Сумев произнести имя, затих, сжимая потные кулаки. Патахха исчез, размываясь, перетекая в женский стройный силуэт. И Убог, задыхаясь и исходя ночным потом, увидел прямо перед собой огромную пещеру, пронизанную столбами дымного света. Две высоких кучи хвороста, наваленного в грубые рамы, тонкие срубленные стволы связаны накрест веревками. И на одной – запеленутая в белое полотно фигура, бесформенная гусеница без головы и ног.
– А-а-а, – почти закричал спящий, увидев на другом ворохе растянутое веревками женское тело. Заплакал ребенок, громко и требовательно, как плачут совсем еще неразумные, только покинувшие материнский живот младенцы. Женщина открыла глаза, узкие черные и горячие, глянула ими прямо в сердце Убога, выгнула тело, изламывая руки. Затрещали, сгибаясь, тонкие стволики.
Звуки пришли и их стало так много, что спящий Убог растерялся, поднимая руки к ушам. Но прижатые к голове руки не мешали тому, что взрывалось, гремя и вопя, в голове.

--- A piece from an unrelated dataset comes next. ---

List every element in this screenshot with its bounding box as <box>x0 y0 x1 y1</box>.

Детский плач, заунывная песня, глухой стук барабана, злые выкрики толпы, треск дерева, тяжкое рваное дыхание. И другой треск, что ширился, обжигая – под кучей хвороста, где лежало спеленутое тело, разгорался огонь.
– А-а-ахха, – Убог свернулся, поджимая к груди колени, мотая головой, чтоб вытрясти из нее звуки. Но они бесновались, покрываемые низким гудением пчел и мерным падением тяжких капель, – казалось, они срывались прямо на его лицо.
Вылезая из-под вязанок хвороста, пламя ухнуло, взорвалось высокими языками и, под женский крик и треск ломающегося дерева, Убог дернулся, выброшенный из какофонии рева и шума. Сел на матрасе, сжимая трясущиеся кулаки, всхлипнул, изо всех сил стараясь удержать исчезающий сон. Но тот, затихая, уходил, как уходит в травы весенняя мимолетная вода. И растаял, уступив место тишине глухой ночи.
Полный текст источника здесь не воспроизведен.